Again, to clarify are you calling things before they are _declared_ or _defined_?
Most languages don't make a distinction between declaration and definition, and many don't even care where something is defined/declared at all. C/C++ are really the exception nowadays, and for good reason: having to keep the definition and declaration in sync is annoying and unnecessary, even though I sometimes miss the easy overview of an API header files give.
Ok. So I'm guessing you're using a Java like language with classes and that the upper classes call into the lower classes? I understand the appeal of that approach. The tradeoff is that you have to make multiple passes of the file to compile/do IDE analysis. If the language is designed as I've been advocating, one can essentially write a one pass compiler. This is simpler to implement and will generally be faster. The big tradeoff is that it imposes a more rigid organizational structure.
As a compiler author (I have written a self-hosting compiler for an unpublished new language), I dramatically prefer implementation simplicity to organizational flexibility. I respect your preference but believe that ultimately the more free-form and flexible a language, the more complex and slow the tooling, both of which lead to more bugs in the final artifact. But I certainly can't prove my point.
A significant portion of C(++)'s cruft comes from its catering to one-pass compilers. I will grant you that it simplifies the job of the IDE, but it comes with so many other costs.
The obvious is that it requires forward declaration. However, depending on how back & forth interdependence is, it requires multiple "tiers" of forward declaration to effectively iteratively redeclare (or augment? Now that's some added complexity for all parties involved…) incomplete types until you can complete them. It's one thing to have a nice list of "here's what exists", but it's another to manually detangle dependency graphs. It's bad enough in C++ which already doesn't allow very much interdependence, but it'd be completely infeasible for any language more complex than glorified assembly.
Next, how would compile-time execution work? It's one thing to forward declare the existence of something, but how do you execute it without knowing its definition? You literally have to add another pass. Similarly, how do you make an inline function call?
One-pass compilation also relies heavily on searching and referring back to data from earlier in the pass, making it rather cache-unfriendly unless you build data structures as you compile, but now you're using massive amount of memory since you have to build these structures for everything in the entire input. This scales incredibly poorly. If you use one thing from some imported header, you now need to add that header and its entire dependency tree into your one pass. This isn't the 70's anymore; more passes ≠ more slower.

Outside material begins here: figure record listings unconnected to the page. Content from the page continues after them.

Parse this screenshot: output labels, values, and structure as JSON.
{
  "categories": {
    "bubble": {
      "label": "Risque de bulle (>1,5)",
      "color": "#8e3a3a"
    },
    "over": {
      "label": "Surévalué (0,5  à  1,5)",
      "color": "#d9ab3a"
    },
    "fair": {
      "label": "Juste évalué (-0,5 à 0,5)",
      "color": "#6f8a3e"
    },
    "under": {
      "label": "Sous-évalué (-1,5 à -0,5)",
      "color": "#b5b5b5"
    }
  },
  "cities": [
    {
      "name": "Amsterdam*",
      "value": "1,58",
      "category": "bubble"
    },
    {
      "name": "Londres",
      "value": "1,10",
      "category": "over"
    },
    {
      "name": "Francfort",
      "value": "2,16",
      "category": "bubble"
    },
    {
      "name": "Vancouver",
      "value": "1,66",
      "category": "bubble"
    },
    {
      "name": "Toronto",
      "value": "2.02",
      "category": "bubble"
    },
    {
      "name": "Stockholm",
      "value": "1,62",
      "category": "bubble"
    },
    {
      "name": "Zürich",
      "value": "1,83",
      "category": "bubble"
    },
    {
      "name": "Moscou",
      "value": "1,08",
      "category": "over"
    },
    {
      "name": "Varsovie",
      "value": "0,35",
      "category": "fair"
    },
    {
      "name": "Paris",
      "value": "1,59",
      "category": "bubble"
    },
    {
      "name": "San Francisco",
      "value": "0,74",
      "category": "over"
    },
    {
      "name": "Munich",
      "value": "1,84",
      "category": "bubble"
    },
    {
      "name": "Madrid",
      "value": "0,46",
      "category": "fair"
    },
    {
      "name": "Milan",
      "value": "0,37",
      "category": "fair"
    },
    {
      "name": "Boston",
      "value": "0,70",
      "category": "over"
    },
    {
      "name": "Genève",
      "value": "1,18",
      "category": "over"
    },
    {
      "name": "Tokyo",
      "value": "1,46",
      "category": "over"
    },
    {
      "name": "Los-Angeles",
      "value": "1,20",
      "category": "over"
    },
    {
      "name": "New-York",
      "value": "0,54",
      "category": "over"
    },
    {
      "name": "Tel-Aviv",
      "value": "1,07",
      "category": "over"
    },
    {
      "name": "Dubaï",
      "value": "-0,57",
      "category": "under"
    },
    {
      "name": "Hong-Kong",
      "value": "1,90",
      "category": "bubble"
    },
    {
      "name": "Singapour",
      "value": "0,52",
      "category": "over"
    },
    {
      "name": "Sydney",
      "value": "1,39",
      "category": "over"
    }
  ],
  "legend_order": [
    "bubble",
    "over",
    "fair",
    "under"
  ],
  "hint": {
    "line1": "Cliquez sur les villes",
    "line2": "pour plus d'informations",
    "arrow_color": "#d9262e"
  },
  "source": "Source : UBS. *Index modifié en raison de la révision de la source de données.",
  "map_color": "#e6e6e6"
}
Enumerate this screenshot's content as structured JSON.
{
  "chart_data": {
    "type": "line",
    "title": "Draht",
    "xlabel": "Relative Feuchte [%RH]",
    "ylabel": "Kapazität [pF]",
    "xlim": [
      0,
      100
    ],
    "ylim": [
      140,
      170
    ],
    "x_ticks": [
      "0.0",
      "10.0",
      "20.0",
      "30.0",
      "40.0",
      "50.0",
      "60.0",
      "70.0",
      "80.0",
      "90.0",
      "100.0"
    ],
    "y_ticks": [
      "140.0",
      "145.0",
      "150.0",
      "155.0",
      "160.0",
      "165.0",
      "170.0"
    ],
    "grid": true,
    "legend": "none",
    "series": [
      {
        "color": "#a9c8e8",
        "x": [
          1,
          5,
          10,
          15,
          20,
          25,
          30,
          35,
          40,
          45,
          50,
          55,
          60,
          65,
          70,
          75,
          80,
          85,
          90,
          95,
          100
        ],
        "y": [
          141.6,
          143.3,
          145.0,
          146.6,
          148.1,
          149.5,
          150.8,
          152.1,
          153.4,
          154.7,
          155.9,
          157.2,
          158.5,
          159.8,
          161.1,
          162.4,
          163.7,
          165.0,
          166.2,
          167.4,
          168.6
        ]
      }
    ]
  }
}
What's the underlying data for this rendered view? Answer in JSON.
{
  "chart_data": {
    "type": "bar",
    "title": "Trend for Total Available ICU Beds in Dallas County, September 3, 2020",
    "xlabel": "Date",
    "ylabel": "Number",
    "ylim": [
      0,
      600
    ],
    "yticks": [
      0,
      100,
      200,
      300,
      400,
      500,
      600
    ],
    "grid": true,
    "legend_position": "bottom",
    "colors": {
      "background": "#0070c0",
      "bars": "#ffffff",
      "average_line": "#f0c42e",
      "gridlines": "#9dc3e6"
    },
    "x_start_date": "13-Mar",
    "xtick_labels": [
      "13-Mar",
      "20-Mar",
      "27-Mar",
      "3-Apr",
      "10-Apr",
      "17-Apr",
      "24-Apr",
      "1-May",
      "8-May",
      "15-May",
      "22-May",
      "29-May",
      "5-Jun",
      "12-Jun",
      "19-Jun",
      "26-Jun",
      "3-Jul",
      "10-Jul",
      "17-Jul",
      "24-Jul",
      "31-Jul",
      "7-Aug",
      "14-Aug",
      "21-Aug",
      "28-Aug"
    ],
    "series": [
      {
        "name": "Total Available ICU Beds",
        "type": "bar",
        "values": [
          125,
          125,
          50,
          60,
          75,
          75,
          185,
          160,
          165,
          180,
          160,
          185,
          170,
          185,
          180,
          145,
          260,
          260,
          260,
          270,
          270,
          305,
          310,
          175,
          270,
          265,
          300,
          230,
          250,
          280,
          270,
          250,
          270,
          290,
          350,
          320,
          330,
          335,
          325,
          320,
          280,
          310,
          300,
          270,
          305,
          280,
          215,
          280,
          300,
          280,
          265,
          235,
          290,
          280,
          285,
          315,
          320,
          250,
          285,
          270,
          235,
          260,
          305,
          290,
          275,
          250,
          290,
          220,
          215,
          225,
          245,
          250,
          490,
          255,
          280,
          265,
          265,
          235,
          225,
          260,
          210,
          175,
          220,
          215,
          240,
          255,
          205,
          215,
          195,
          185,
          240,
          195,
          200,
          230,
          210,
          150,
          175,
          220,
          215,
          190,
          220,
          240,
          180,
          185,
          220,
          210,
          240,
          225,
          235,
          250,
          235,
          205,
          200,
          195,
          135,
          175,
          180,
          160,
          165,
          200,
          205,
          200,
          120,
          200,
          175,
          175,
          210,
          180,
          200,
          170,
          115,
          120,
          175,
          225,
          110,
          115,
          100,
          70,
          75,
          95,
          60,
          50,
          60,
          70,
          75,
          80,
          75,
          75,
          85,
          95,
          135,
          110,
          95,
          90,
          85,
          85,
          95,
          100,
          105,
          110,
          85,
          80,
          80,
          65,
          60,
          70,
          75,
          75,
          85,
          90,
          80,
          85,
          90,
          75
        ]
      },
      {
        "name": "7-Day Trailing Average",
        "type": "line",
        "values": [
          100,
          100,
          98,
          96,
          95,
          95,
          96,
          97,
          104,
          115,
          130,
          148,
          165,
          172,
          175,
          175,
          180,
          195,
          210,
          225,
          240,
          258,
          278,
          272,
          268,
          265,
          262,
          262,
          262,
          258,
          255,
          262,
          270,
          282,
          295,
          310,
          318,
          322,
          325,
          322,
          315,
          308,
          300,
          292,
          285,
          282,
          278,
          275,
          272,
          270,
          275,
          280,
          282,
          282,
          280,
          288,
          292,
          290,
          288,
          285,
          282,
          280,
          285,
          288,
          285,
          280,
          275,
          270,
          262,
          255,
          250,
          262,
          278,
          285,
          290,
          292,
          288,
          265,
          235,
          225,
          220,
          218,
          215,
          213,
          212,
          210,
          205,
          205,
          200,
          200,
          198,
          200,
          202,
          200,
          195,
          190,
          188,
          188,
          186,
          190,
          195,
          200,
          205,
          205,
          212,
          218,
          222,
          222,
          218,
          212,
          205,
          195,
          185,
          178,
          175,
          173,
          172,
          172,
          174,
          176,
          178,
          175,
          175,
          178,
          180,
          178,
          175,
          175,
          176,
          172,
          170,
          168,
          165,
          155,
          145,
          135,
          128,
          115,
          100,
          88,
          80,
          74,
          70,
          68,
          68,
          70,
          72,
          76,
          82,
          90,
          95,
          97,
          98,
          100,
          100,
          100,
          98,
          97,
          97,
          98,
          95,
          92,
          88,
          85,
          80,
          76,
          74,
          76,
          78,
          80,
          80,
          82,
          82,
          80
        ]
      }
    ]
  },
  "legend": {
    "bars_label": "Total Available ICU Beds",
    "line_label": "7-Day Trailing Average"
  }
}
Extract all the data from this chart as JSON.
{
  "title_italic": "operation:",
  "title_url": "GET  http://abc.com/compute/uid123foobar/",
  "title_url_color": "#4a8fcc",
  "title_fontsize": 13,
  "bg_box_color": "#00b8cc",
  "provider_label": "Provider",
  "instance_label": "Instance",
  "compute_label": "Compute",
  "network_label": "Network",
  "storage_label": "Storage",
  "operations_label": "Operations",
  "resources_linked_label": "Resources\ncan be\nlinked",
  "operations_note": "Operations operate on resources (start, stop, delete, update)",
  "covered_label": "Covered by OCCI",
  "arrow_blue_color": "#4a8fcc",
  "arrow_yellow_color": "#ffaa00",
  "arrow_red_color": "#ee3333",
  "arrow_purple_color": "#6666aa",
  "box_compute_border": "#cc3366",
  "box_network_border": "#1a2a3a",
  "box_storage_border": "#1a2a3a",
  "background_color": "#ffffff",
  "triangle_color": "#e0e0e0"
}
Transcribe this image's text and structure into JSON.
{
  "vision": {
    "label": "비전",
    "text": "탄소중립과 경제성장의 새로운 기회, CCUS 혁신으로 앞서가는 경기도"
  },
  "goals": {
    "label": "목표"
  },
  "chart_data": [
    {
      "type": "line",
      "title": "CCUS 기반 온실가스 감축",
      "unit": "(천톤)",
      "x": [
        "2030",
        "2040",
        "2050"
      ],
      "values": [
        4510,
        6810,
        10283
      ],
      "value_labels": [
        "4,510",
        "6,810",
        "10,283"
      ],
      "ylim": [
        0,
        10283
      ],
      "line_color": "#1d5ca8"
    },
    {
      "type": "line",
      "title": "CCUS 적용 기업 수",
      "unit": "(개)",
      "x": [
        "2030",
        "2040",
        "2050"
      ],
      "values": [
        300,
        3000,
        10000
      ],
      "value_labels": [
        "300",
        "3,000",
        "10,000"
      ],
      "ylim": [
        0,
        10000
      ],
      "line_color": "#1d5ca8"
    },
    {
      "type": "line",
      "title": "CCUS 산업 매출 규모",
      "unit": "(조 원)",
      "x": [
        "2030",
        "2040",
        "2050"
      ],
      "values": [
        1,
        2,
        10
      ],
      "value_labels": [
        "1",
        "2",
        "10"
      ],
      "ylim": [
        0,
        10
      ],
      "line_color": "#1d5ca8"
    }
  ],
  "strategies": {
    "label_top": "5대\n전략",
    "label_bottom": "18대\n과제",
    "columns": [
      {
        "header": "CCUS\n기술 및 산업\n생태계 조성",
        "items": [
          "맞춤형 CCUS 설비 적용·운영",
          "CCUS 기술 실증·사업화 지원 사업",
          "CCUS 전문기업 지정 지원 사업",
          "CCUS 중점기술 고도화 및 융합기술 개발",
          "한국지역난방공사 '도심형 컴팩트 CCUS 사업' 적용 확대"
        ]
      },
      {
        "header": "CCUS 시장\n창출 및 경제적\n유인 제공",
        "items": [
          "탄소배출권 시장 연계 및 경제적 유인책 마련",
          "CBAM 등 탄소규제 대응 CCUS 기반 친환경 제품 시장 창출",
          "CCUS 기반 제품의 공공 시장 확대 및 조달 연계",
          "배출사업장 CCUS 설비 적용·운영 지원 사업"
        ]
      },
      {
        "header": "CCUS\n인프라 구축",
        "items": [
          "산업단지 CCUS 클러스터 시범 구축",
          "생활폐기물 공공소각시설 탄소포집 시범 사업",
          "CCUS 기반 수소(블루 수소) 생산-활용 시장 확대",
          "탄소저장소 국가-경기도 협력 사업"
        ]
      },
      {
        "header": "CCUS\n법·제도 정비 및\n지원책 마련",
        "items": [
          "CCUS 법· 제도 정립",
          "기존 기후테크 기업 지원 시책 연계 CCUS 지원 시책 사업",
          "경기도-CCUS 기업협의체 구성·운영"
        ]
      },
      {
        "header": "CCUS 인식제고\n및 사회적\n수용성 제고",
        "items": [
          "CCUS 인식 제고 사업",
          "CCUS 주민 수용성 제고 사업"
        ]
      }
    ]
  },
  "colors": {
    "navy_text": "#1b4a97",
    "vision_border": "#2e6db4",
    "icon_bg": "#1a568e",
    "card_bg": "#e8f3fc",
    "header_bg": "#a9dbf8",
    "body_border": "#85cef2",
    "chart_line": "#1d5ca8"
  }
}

It's actually the compiler and IDE people pushing against this one-pass mindset, because it's "simpler" but just worse for everyone… except maybe the developer reading a header file instead of documentation. And do note that complexity comes in forms other than fancy data structures & algorithms in compilers/tooling. I'd argue that a manual flattening of a real world dependency graph is much more complex and harder to grok & maintain. Regardless, it's the compiler/tool developer's job to take the burden of complexity to better serve their users.